The commission is composed of members of the Brown community as well as individuals nominated by the governor of Rhode Island and mayor of Providence, and is being asked to recommend possible monuments, sites and ceremonies.
The recommendation to acknowledge the history through a “living site of memory, inviting fresh discovery without provoking paralysis or shame,” was proposed by the Steering Committee on Slavery and Justice in a report presented to President Ruth J. Simmons in October 2006. The report, commissioned by Simmons in 2003, found that some of the university’s early benefactors were involved in the slave trade and that the university benefited from their involvement.
The committee made recommendations for ways that the university might fully and accurately acknowledge that past and move forward, including creation of a slave trade memorial, sponsorship of a competition for the memorial, and design of an annual day of remembrance on campus.
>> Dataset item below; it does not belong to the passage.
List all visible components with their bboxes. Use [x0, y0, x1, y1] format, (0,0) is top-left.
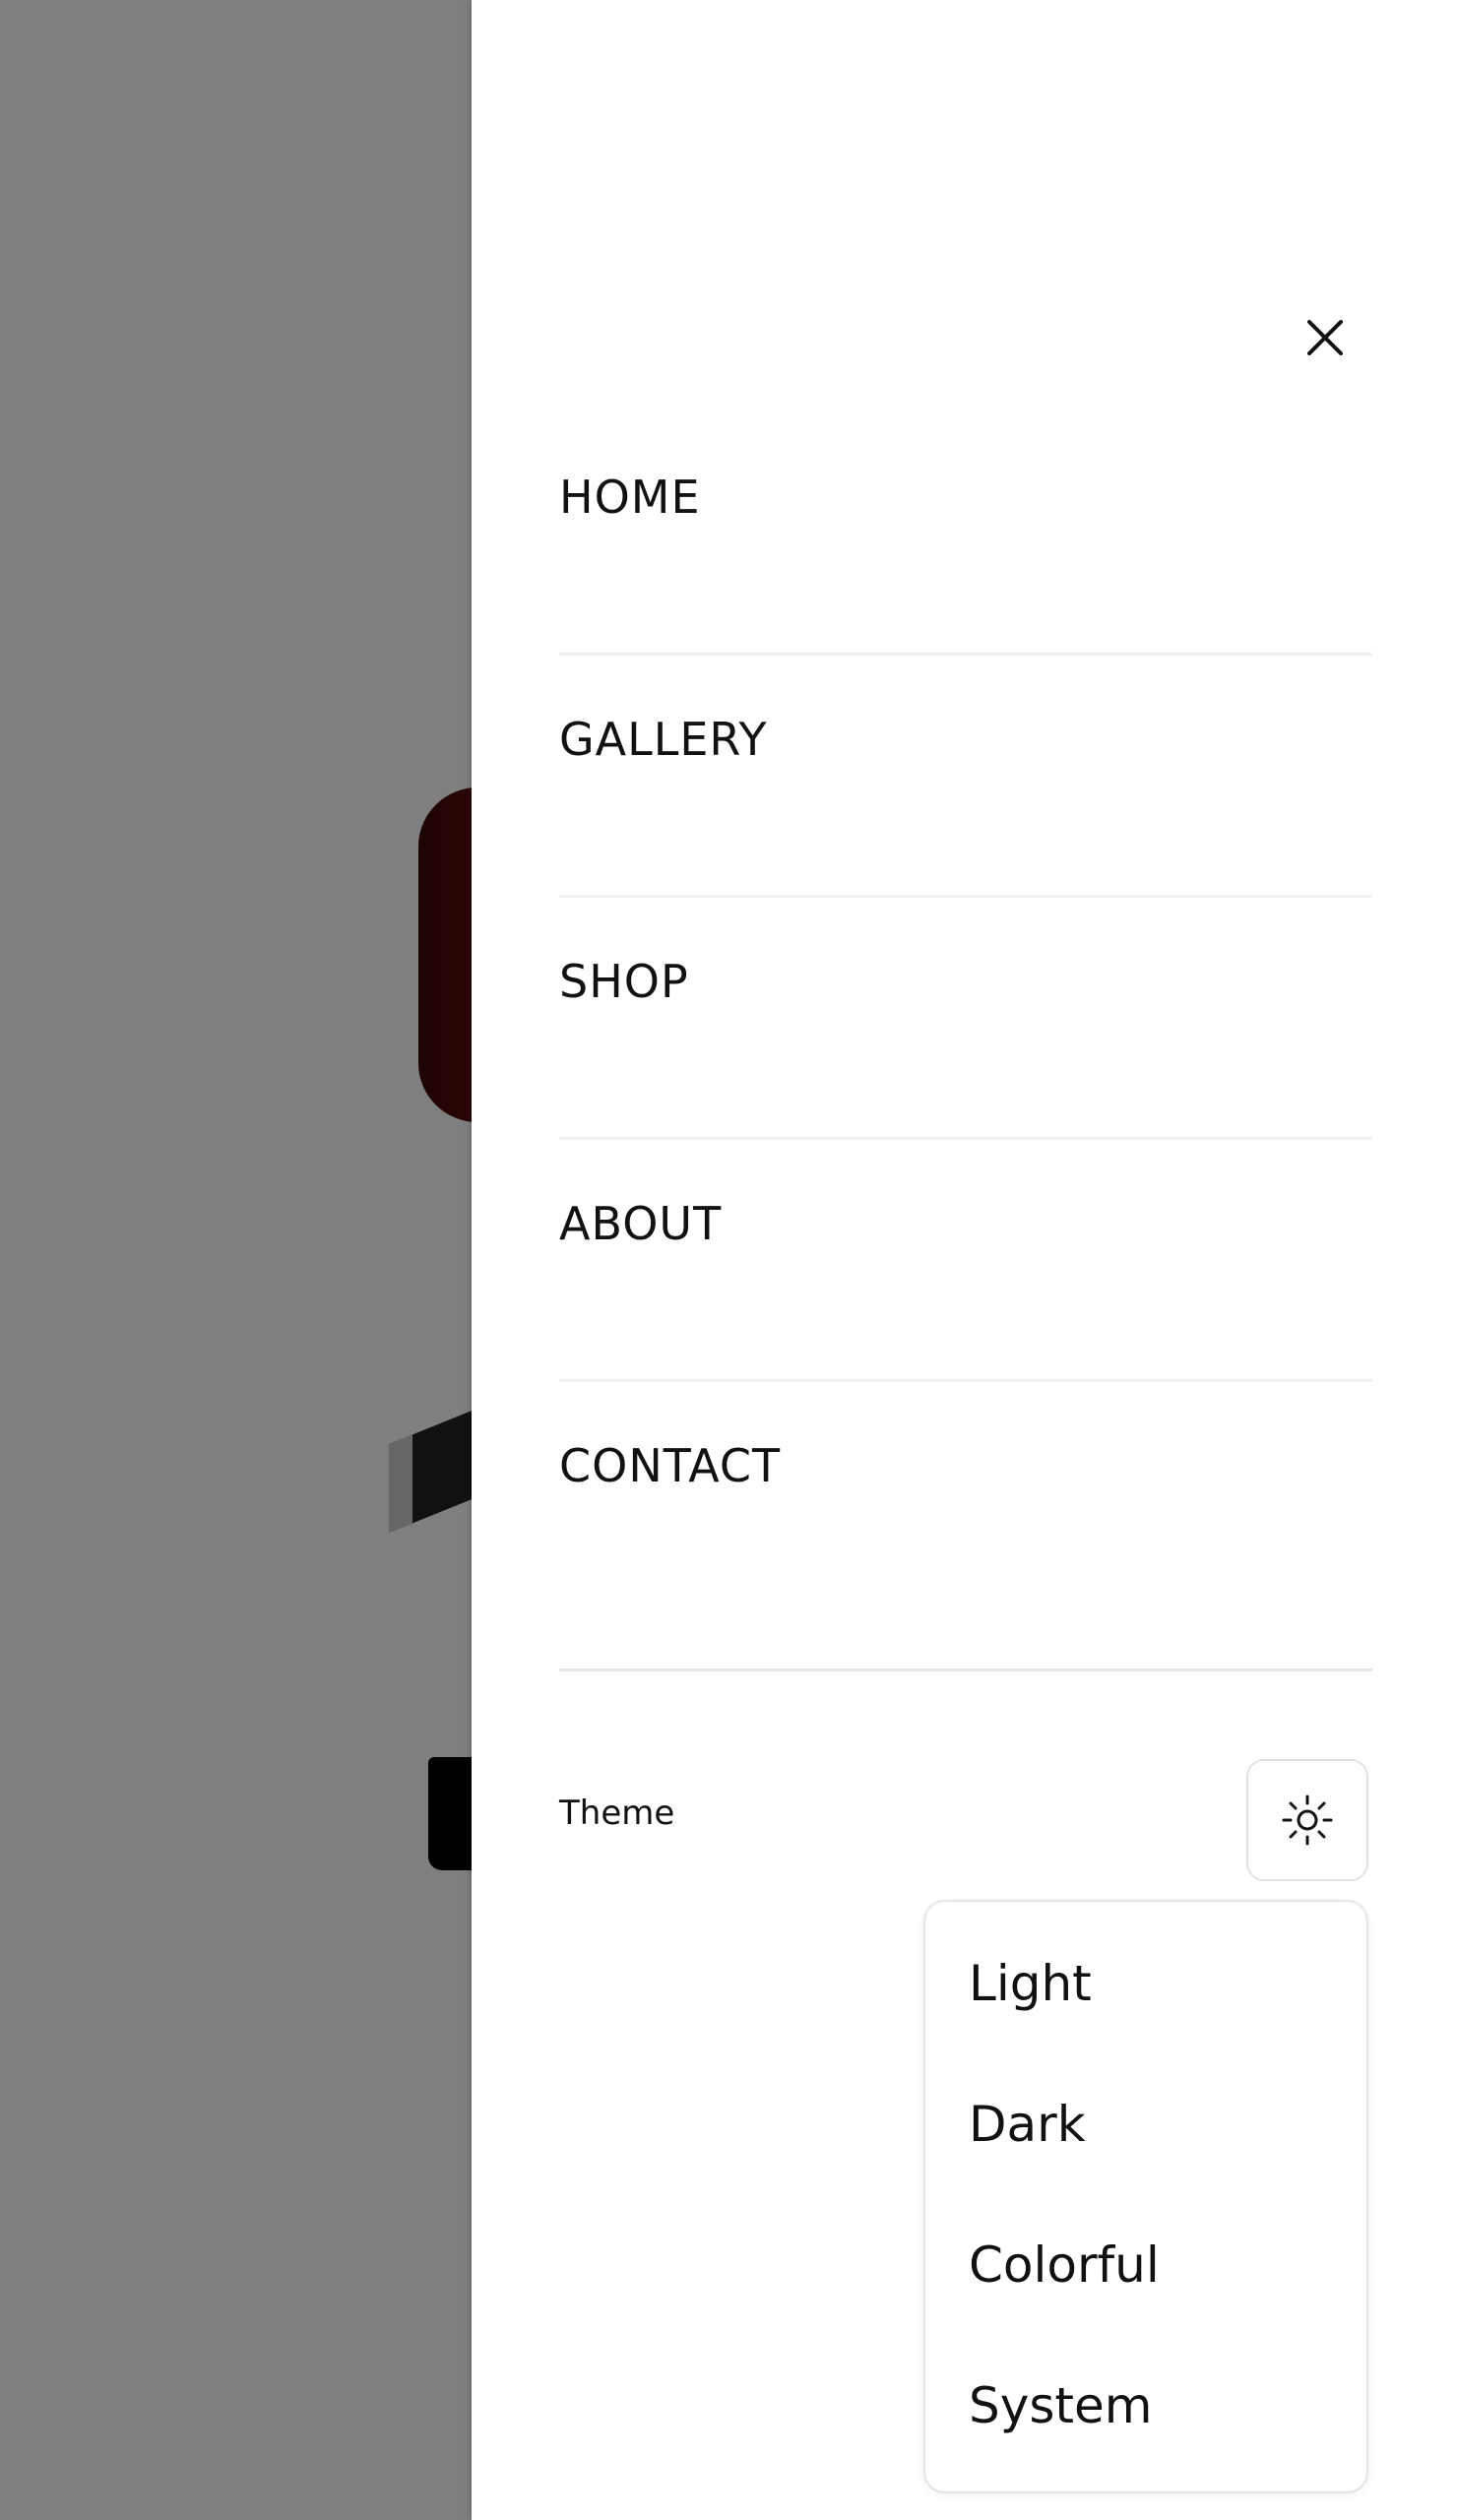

“Central to any program of action inspired by the report is the acknowledgement of the history of the state and the university and their connection to the institution of slavery,” Simmons wrote in the university’s response to the report. “Neglect of any part of that history would be reprehensible for a university that argues for open discourse, fidelity to truth, and non-discrimination in its values and decisions. An action plan should, therefore, include efforts to memorialize both this process and the history on which it cast light.”
Brown has created a $10-million target for an endowment for Providence Public Schools, as well as exploring how best to carry out a major research and teaching initiative on issues of slavery and justice; making copies of the report and its materials readily available to the public; and continuing and expanding Brown’s academic partnerships with a number of historically Black colleges and universities.